The Qatar economy had the world’s highest gross domestic product per capita in 2013, being USD 109,000, and this is expected to rise in 2014. Qatar, a country with a land mass of half the size of Wales, United Kingdom, is headed by HH Sheikh Tamim bin Hamad Al Thani.
Qatar’s main source of wealth is oil and gas, but it is currently seeking to diversify its economy. The Qatar National Vision 2030 sets out the country’s strategy and development priorities. A high level of importance is placed on education with the Prime Minister being appointed in 2013 to oversee education. Qatar’s budget for the fiscal year 2014/15 is estimated to be USD 60 billion with USD 7.3 billion having been allocated to education. The successful bids for both the athletics championships in 2020 and the World Cup in 2022 has aided the pace of development.
The Supreme Education Council (SEC), established in 2002, oversees education policy, specifically including setting school fees. PriceWaterhousecoopers were retained by the SEC in 2013 to advise specifically on fees. The SEC is further sub-divided into the Institutes of Education, Evaluation and Higher Education. The priorities for the SEC remain PISA scores, literacy and numeracy, a focus on the quality of learning and teaching, Science, Technology, Engineering and Mathematics, English and Arabic languages, health living and Special Education Needs. The priorities for higher education in particular includes attracting international facilities and students, increasing the number of Qatari nationals and the development of Masters and PhD programmes. In addition Qatar Foundation has an interest in the development of education in Qatar. Qatar Foundation’s flagship project is Education City, an eight mile cluster of learning and research hosting the Qatari branches of many international universities, eg. Georgetown, UCL, and two local Qatari universities, (HBKU and Islamic Studies). More than 4,000 Qatari and international students attend the educational facilities in Education City. The third entity with an interest in the development of education in Qatar is Qatar University, the only public university in Qatar. The university is made up of seven colleges, some 14,000 students and has recently moved from English to Arabic as the official teaching language.
Qatar has three types of schools, independent (Qatari curriculum), international and Embassy sponsored. In the 2014/15 academic year 243,000 students attended Qatar schools, an increase of 25% on the previous academic year. 13 new school, six new pre-schools and one new international school came on line and 22 new school licenses were issued.

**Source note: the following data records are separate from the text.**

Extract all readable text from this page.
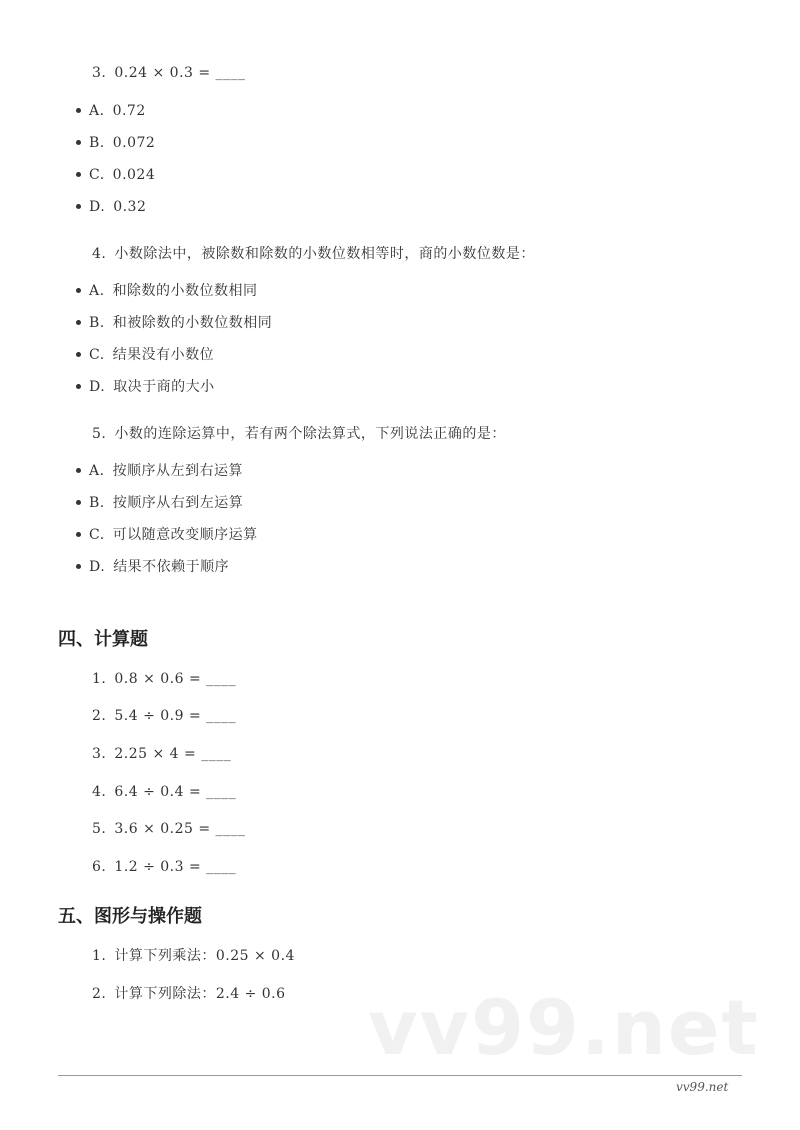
3. 0.24 × 0.3 = ____
A. 0.72
B. 0.072
C. 0.024
D. 0.32
4. 小数除法中，被除数和除数的小数位数相等时，商的小数位数是：
A. 和除数的小数位数相同
B. 和被除数的小数位数相同
C. 结果没有小数位
D. 取决于商的大小
5. 小数的连除运算中，若有两个除法算式，下列说法正确的是：
A. 按顺序从左到右运算
B. 按顺序从右到左运算
C. 可以随意改变顺序运算
D. 结果不依赖于顺序
四、计算题
1. 0.8 × 0.6 = ____
2. 5.4 ÷ 0.9 = ____
3. 2.25 × 4 = ____
4. 6.4 ÷ 0.4 = ____
5. 3.6 × 0.25 = ____
6. 1.2 ÷ 0.3 = ____
五、图形与操作题
1. 计算下列乘法：0.25 × 0.4
2. 计算下列除法：2.4 ÷ 0.6 vv99.net
vv99.net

This figure includes 178 independent schools wtih 105,636 students, an increase of 7.4% on the previous academic year. The remainder were private and international schools.
Challenges to the Qatar education sector, and those wishing to invest in it, include obtaining an understanding of the market place, high regulation, a shortage of teachers, accreditation, licensing, the availability and cost of land, construction and operating against school fees. Opportunities include growing demand, the development of both State and private schools, vocational training, qualifications and accreditation, teacher training, special needs education and consultancy services.